Alexandra Samuel has 32,944 unread Gmail messages, not to mention the 98,000 unread emails in her archive alone. She also makes a living helping people better manage their digital lives.
Samuel has written a newly released book on the topic, Work Smarter with Social Media, and she lives by the mantra that Inbox Zero is not only impossible, it’s a waste of your time. “I don’t think that having everything read and checked off and filed is an indicator you have it all done,” she says. “We are still working off a manual that was written for a pre-digital world.”
Samuel’s own manual is quite different. She sees less than 5% of her incoming mail. Any message with the word “unsubscribe” in it automatically bypasses her inbox for a “newsletters” folder that includes subfolders on specific topics. Every receipt gets filed automatically in a “receipts” folder. Social media notifications are tucked away where they can’t distract her, and the list of her email automations goes on.
Yet Samuel herself will tell you that overcoming digital distraction (a topic she and psychologist Larry Rosen recently tackled together in Harvard Business Review) requires far more than slapping a few filters on your inbox and hoping for the best.
Ever-expanding data streams have become the bane of our productive existence. According to the nonprofit Information Overload Research Group, a quarter of our workday is lost to information overload online.
All of this digital distraction is wreaking havoc on our attention spans. A recent study by Microsoft claims the human attention span is now shorter than that of a goldfish, which for the record is a pitiful nine seconds. While the science behind this oft-sited data is unclear, what’s certain is that our ability to focus and remain focused for sustained periods of time is constantly under assault in the midst of so much digital distraction.
But the good news is that there’s plenty we can do to take control back. Samuel spoke with Fast Company about how to handle the onslaught of information without losing focus on what matters most to you and your career.
Many of us operate on the etiquette standards of a pre-digital world à la Emily Post. It’s rude not to respond to people’s message, the etiquette goes. But these days, responding to everyone is just impossible. “When you try to apply the rules of the old world to the circumstances of the new world, it’s a recipe for madness,” says Samuel. “As long as you remain committed to the idea of keeping up, you are totally letting other people drive your attention and agenda.”
Instead of keeping up, make your goal keeping focused. That’s a challenge, of course, when so many messages, tweets, posts, buzzes, and pings are nudging at your attention. The way Samuel maintains this focus is by being extremely clear about her priorities, both short and long term.
Be clear about what actually matters to you. What are your long-term priorities? What projects need to get done? What do you want out of your day? Week? Month? Year?
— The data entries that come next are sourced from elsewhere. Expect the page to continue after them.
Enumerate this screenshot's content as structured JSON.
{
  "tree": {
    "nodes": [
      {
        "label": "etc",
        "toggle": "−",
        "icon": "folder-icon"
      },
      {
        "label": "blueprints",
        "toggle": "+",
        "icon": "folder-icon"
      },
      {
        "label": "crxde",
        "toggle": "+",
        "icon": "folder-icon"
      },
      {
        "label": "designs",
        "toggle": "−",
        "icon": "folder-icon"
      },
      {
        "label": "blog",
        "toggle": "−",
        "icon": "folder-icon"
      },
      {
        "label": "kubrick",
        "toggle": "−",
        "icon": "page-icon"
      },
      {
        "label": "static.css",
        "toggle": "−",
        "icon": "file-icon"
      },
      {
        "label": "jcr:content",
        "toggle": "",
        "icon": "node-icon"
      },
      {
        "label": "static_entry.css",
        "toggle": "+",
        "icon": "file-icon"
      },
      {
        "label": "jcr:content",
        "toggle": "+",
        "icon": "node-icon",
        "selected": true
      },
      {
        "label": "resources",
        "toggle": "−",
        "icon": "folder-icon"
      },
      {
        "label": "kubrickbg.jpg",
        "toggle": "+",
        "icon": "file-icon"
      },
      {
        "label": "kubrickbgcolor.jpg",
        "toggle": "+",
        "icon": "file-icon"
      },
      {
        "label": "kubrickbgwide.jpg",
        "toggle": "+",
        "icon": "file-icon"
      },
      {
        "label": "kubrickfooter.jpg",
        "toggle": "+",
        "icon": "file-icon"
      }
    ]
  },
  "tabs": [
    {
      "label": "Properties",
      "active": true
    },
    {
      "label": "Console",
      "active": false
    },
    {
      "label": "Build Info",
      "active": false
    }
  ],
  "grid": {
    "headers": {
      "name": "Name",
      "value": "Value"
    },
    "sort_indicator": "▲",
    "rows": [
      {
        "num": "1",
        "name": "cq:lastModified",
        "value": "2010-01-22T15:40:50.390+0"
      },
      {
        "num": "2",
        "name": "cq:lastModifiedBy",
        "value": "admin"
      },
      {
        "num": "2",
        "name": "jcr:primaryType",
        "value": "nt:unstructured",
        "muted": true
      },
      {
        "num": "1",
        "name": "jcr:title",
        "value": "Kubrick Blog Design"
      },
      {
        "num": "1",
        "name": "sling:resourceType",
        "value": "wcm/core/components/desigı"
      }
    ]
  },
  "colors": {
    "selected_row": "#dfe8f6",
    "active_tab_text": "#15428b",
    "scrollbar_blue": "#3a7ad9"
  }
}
Know this stuff before you turn on your computer and start working for the day, and remind yourself of it. “The most important work you do online happens before you open your computer,” says Samuel. “You have to be incredibly clear in your own head, or on paper, or in your Evernote about what your top priorities are … That should be guiding where you put your attention.”
Once you jump on your computer, if you don’t have those priorities straight, it won’t take much for you to get derailed into the La La Land of digital distraction. “There’s such an extraordinary volume of information that unless you are clear on where you want to put your attention, you’re going to lose focus by 9:30 a.m.,” says Samuel.
Setting email filters will help eliminate distractions from making their way into your inbox, but you want to make sure you’re setting up shortcuts and prioritizing what’s most relevant, not just for your day-to-day, but more importantly, towards your long-term goals. “If we just let our email run wild, many of us have so many messages we can miss the stuff that actually needs our attention,” says Samuel.
For example, if you know that bringing in three new clients this year is an important priority for your business, you want to make sure that those prospective client messages are at the top of your inbox when you open it. All the other stuff should be relegated to folders for you to look at once you’ve handled your priorities first. On the other hand, if growing a more productive cohesive team is your most important priority, internal emails should be the ones at the top of your inbox each day. “That top priority should dictate where you put your time and attention on a day-to-day basis,” says Samuel.
That also means consuming the right kind of information and setting up alerts and RSS feeds for what matters most to you. Many people still get their news by going directly to their favorite blog or news site, or clicking on links that appear in their social media feed. But that inevitably leads to unwanted distraction.
Samuel recommends using a newsreader app like feedly, Flipboard, or Reeder, all of which aggregate articles and create a newsfeed that lets you read stories and get information across the Internet all in one place.
There are many on-ramps to digital distraction, but Samuel calls the smartphone “the digital gateway drug.” You know what she’s talking about. Pick up your phone to read an incoming text and you suddenly find yourself reflexively checking your email or wandering onto Facebook, Twitter, or Instagram.
Samuel takes the advice a good friend once gave her in these moments. If she has less than five minutes of free time on her hands, she consciously resists the urge to fill it with phone time. “Getting out of the practice of filling every teeny gap in your life with a phone is important,” she says. “The whole challenge is learning how to be more present despite digital distraction. How do we use the Internet in a way that makes our lives more meaningful?”